What Changes Are Coming to Your Bin Collections?
The core of the new system will see general household rubbish collections move from weekly to fortnightly. This planned shift has previously drawn criticism from opposition councillors concerned about hygiene and capacity.
To compensate, the council will introduce a new weekly food waste collection service. Each household will receive two caddies: a small one for the kitchen and a larger external bin. A trial for this service is set to begin in March 2026.
Recycling will also be collected fortnightly, but residents will get a second recycling bin dedicated solely to paper and cardboard, aiming to improve the quality and quantity of materials recycled.
Phased Rollout Timeline and Strike Impact
The council has committed to starting the rollout in June 2026 "regardless of the strike situation". The long-running industrial action by bin workers, which began over pay and role disputes, had previously forced a delay from an original 2024 start date and has cost the council an estimated £14 million in direct costs and lost garden waste income.

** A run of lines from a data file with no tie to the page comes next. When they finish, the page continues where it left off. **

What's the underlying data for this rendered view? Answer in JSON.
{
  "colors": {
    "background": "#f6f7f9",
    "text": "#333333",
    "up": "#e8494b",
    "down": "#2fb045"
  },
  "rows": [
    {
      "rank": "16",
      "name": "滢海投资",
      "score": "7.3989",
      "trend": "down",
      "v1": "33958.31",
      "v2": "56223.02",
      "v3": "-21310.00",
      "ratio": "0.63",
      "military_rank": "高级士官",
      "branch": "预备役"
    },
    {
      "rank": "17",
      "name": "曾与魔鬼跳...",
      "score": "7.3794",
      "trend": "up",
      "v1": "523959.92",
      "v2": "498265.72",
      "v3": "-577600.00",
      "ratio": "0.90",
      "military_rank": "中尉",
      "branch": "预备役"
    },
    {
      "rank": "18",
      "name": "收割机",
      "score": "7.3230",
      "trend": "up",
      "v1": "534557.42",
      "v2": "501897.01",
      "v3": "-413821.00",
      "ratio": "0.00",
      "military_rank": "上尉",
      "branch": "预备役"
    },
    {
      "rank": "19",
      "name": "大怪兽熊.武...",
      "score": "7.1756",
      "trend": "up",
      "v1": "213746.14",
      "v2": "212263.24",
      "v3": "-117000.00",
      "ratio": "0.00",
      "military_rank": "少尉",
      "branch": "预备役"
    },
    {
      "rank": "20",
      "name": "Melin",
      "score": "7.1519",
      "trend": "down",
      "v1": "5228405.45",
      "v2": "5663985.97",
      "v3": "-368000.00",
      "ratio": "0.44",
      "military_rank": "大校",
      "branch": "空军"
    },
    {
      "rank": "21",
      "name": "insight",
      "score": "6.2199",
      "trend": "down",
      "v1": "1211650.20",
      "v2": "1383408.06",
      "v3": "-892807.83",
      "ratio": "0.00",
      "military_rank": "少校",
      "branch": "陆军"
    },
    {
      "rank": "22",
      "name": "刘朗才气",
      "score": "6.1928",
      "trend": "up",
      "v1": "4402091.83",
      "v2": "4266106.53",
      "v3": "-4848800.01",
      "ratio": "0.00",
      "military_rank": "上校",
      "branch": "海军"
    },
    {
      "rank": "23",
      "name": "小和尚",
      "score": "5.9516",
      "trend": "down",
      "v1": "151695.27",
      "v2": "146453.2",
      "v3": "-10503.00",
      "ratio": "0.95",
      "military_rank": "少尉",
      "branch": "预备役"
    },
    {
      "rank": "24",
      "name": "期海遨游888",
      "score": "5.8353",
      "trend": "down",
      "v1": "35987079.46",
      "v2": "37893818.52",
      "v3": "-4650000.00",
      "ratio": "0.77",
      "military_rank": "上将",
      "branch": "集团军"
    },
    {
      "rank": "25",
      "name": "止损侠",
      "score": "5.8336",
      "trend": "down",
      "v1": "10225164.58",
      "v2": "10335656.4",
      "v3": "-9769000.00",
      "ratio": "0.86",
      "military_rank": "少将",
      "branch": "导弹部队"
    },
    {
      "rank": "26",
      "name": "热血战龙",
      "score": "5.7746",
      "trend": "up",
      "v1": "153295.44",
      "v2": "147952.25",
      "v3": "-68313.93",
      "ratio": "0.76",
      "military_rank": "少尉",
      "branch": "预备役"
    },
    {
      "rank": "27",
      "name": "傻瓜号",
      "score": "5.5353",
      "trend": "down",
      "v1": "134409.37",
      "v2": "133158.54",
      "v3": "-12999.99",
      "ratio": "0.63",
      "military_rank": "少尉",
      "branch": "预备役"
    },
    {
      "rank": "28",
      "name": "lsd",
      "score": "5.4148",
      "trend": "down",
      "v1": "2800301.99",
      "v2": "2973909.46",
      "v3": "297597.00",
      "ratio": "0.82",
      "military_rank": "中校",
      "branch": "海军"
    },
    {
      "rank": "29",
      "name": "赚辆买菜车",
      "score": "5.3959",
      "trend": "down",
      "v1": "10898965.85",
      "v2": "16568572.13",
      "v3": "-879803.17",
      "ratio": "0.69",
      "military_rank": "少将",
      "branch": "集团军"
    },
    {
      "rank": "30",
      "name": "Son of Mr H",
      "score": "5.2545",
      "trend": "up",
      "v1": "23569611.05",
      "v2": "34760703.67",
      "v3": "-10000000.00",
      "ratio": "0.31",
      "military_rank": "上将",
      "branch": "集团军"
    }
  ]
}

The implementation will be phased over approximately 12 months, beginning with kerbside properties. The report states the Perry Barr depot will be first, followed by Lifford and then Atlas in Tyseley. Around 20,000 residents will be transferred to the new service every two weeks.
However, residents in more complex settings, such as flats above shops, may not see the changes until 2027. The council promises "extensive communication" to inform households when their street will switch.
Council Confidence and Opposition Skepticism
Cabinet Member for Environment, Councillor Majid Mahmood, sought to reassure residents about the move to fortnightly general collections. "I know some residents are concerned," he said. "But this will not be introduced until we have the food waste collections, meaning people will have less general waste." He added that the transformation would finally reintroduce recycling collections, suspended since February 2025, and help the city exceed the government's 2035 recycling target of 65%.
Councillor Mahmood expressed confidence, citing over 1,100 new collection routes, a new council-owned fleet, and staff training as preparatory work already completed. "We're ready to go on this now," he stated.
Opposition councillors remain deeply sceptical. Conservative group leader Robert Alden questioned how the council could launch a new system when the current one is failing, noting the year-long suspension of recycling collections. "Residents will rightly ask how on earth Labour can justify pushing ahead with a completely new waste system when they can't even get the current one working," he said.
Fellow Conservative Ewan Mackey called the plan "madness" to introduce amid ongoing strike disruption. In response, Labour's Councillor Rob Pocock defended the proposals as the "biggest transformation in our household waste collection service for at least 25 years" that would end the city's "woefully underperforming recycling service."